By Sheryl Gay Stolberg/New York Times
Washington, December 6: A doctor who is skeptical of coronavirus vaccines and promotes the anti-malaria drug hydroxychloroquine as a Covid-19 treatment will be the lead witness at a Senate Homeland Security and Governmental Affairs Committee hearing on Tuesday, prompting criticism from Democrats who say Republicans should not give a platform to someone who spreads conspiracy theories.
Dr. Jane M. Orient is the executive director of the Association of American Physicians and Surgeons, a group that opposes government involvement in medicine and views federal vaccine mandates as a violation of human rights.
“A public health threat is the rationale for the policy on mandatory vaccines. But how much of a threat is required to justify forcing people to accept government-imposed risks?” Dr. Orient wrote in a statement to the Senate last year, calling vaccine mandates “a serious intrusion into individual liberty, autonomy and parental decisions.”
In a phone interview on Sunday, Dr. Orient, an internist who received her medical degree from Columbia University in New York, resisted being cast as an “anti-vaxxer” and said she would not get a coronavirus vaccine because she had an autoimmune condition. She added that she opposed the government’s push for all Americans to be vaccinated against the coronavirus, noting that both vaccine candidates — one made by the Pfizer and the other by Moderna — use a new scientific method.
It seems to me reckless to be pushing people to take risks when you don’t know what the risks are,” Dr. Orient said, adding: “People’s rights should be respected. Where is ‘my body, my choice’ when it comes to this?”
Her selection as a witness as federal health officials are trying to promote a vaccine as a way to end a pandemic that has killed more than 281,000 Americans prompted harsh criticism from Senator Chuck Schumer, Democrat of New York and the minority leader.
“At such a crucial time, giving a platform to conspiracy theorists to spread myths and falsehoods about Covid vaccines is downright dangerous and one of the last things Senate Republicans should be doing right now,” Mr. Schumer said in a statement on Sunday.
But at least two Republican House members — Representative Andy Biggs of Arizona and Representative Jeff Duncan of South Carolina — appeared to embrace Dr. Orient’s warnings against government mandates. They took to Twitter to express those views.

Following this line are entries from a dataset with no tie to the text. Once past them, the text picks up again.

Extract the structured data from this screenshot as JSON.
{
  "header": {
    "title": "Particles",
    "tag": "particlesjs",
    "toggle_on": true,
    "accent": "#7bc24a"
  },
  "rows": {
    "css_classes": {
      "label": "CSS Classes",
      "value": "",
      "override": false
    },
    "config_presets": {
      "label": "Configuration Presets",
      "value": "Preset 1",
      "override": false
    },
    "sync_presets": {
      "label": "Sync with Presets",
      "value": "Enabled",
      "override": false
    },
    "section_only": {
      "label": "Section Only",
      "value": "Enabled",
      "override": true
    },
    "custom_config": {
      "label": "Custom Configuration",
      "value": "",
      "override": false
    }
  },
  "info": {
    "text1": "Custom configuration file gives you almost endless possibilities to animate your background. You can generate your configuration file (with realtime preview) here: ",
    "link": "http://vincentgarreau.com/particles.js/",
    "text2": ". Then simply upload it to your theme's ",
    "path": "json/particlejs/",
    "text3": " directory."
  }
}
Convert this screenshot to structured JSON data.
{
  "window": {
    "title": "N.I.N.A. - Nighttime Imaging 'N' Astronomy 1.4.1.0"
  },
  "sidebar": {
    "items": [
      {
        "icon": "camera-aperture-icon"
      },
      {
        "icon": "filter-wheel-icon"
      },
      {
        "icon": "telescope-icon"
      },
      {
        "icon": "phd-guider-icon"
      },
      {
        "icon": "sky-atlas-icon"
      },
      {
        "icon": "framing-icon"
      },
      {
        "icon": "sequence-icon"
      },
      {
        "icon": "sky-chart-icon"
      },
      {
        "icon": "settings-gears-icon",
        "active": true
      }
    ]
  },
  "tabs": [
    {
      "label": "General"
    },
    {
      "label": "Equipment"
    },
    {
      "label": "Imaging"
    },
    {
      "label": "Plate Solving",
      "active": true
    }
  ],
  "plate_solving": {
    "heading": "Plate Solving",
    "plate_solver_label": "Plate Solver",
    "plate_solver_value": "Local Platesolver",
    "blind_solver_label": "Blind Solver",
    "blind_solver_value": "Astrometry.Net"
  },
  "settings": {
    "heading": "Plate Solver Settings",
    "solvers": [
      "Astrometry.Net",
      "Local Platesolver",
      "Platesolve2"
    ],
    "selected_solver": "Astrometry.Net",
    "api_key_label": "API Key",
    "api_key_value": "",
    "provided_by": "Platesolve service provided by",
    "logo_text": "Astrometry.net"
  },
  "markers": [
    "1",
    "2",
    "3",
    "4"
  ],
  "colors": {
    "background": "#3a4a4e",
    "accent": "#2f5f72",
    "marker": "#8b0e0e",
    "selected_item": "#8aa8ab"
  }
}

Americans should have the freedom to take the COVID vaccine,” Mr. Duncan wrote on Saturday. “Americans should also have the freedom to decline the vaccine.”
A spokesman for the chairman of the Senate committee, Senator Ron Johnson, Republican of Wisconsin, did not immediately return an email message asking why Dr. Orient had been invited to testify.
Federal health officials are trying to enlist lawmakers in a campaign to encourage Americans to accept the new vaccines. An F.D.A. advisory committee will meet on Thursday to review data on the safety and efficacy of Pfizer’s vaccine candidate. If the agency grants the vaccine emergency authorization, rollout could begin shortly after.
In a private briefing with a bipartisan group of senators last month, Moncef Slaoui, the chief scientific adviser to Operation Warp Speed, the Trump administration’s vaccine development program, said that “it would help if senators got vaccinated,” according to a person familiar with the call.
Dr. Orient, who lives in Tucson, Ariz., said on Sunday that she would appear remotely during the hearing on early at-home treatment for Covid-19. She said in the interview that doctors were too often sending patients home with instructions to simply rest and ride out the disease.
The association has also sued the government in an effort to force it to release hydroxychloroquine from the national stockpile for use as a Covid-19 treatment, although the scientific evidence indicates that the drug is ineffective against the coronavirus. The case is currently before a federal appeals court.
Dr. Orient said she intended to use her testimony to call for government guidelines informing doctors about hydroxychloroquine as a potential treatment for Covid-19 patients, even though the Food and Drug Administration revoked an emergency authorization allowing the drug to be distributed from the national stockpile and has warned that it could harm those patients.
Dr. Orient’s organization has urged people to be cautious about the vaccine in blog posts with titles like “Should We Line Up for a 90% Effective Vaccine?” In her interview, she raised particular concerns about vaccinations for young people “because the effect on fertility has not been determined.” There is no evidence that any of the leading coronavirus vaccines affect fertility.